Gabriel blew a raspberry. He knew she would never actually turn him to stone - his Mum was dramatic, but not cruel - yet the performance had done the trick; he always felt sharper and more focused when she placed him under some manner of pressure, be it real or imagined.

 

"So it is a Basilisk? That means whoever did this is Slytherin's heir, right? And the Chamber of Secrets must be real." He said it half as a statement, half as a question.

 

"Not necessarily," Eloá answered, amusement lacing her voice. Gabriel slapped his forehead and groaned at her relish for nuance. She chuckled and continued, "It could be that Salazar never built anything at all, only that a later descendant - or some fanatic of his legend - fashioned such a place because of his tale. It could also be that there is no Chamber: someone could have brought the creature into the school this past year, instead of it already being in there. If either of those is true, your neat shortlist of gorgon, cockatrice, and basilisk might be wrong; any creature with similar properties, from anywhere in the world, could be responsible."

 

"But you're the one who told me to think about which beasts Salazar might've had access to!" Gabriel protested.

 

"'Question everything,' meu anjo. Including the questions themselves." She pressed a quick kiss to his forehead, smoothing the furrows from his brow. "Still - the Basilisk is the likeliest culprit. I'll have a word with your Headmaster; by the time term resumes, I'll make sure the grounds are positively overrun with roosters." She paused, thinking. "I vaguely recall a scandal decades ago that sounds similar. I'll look into it."

 

"Thanks," Gabriel said, relief softening his smile.

 

"There's nothing to thank me for. I'm your mother. Keeping you safe is one of my most basic duties." Her voice turned serious, then warm as she hugged him tight. "I'm glad you came to me. I don't know how I'd cope if you were the sort to try and shoulder everything alone."

 

"That sounds very tiring," he murmured, eyes closed against her neck.

 

"You have no idea," she agreed with a groan.

 

They sat in comfortable silence for a while, the small kitchen soaked in the quiet warmth of a mother and son finally at ease.

 

"Mum?"

 

"Yes, dear?"

 

"How do Basilisks taste?" he asked, very much in earnest.

 

Eloá laughed into his shoulder. "Like all wyrms, wyverns, drakes, dragons and other filthy serpentine creatures: the flesh is rubbery, the smell is as rank as rotting meat, the juices burn like acid, and they carry every manner of disease.

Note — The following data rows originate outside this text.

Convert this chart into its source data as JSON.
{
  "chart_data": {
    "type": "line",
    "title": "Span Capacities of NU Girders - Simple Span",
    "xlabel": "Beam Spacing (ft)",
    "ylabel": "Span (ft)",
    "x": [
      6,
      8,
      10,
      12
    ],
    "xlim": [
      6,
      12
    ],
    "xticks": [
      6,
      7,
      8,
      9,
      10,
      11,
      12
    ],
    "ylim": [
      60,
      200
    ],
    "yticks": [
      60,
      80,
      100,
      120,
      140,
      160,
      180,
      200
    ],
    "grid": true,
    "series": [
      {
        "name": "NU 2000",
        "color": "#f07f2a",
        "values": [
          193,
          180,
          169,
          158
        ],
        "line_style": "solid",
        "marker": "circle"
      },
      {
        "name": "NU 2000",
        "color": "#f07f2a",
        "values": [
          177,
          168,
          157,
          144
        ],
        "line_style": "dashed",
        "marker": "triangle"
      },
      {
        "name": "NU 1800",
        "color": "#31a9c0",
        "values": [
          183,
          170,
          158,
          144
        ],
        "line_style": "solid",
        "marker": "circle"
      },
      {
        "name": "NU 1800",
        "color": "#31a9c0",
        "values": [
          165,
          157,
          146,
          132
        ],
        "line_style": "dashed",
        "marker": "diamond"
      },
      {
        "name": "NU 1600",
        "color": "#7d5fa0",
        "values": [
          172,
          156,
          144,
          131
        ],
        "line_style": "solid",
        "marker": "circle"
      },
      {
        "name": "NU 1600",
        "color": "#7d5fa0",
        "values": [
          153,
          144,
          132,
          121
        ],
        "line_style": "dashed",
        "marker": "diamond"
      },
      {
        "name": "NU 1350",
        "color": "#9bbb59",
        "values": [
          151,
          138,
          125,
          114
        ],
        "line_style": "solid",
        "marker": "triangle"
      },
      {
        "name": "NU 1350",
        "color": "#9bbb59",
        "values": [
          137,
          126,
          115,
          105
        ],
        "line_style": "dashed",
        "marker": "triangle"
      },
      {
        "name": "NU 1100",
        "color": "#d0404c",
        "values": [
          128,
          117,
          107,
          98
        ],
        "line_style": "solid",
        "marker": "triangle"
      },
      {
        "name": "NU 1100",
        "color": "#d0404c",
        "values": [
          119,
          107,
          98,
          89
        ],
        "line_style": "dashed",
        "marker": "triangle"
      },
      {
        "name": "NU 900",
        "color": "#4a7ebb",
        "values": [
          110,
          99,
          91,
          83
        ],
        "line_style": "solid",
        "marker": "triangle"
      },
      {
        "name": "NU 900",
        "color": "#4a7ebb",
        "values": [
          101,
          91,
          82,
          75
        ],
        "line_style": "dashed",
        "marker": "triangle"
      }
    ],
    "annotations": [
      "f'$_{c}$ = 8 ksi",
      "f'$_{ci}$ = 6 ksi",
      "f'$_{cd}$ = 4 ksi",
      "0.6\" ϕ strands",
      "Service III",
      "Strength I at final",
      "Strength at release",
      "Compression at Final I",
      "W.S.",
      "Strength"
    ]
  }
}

If you ever try to eat one, I'll thrash you so thoroughly you'll only be able to sit again in the next century."

 

"Oh."

 

"Yes, oh."

 

They both laughed, the sound easing something that had been taut in Gabriel since the first petrification - and for a few minutes longer the world outside could remain exactly as uncertain as it was, while inside, at least, nothing worse than bad metaphors or worse-tasting dragons awaited them.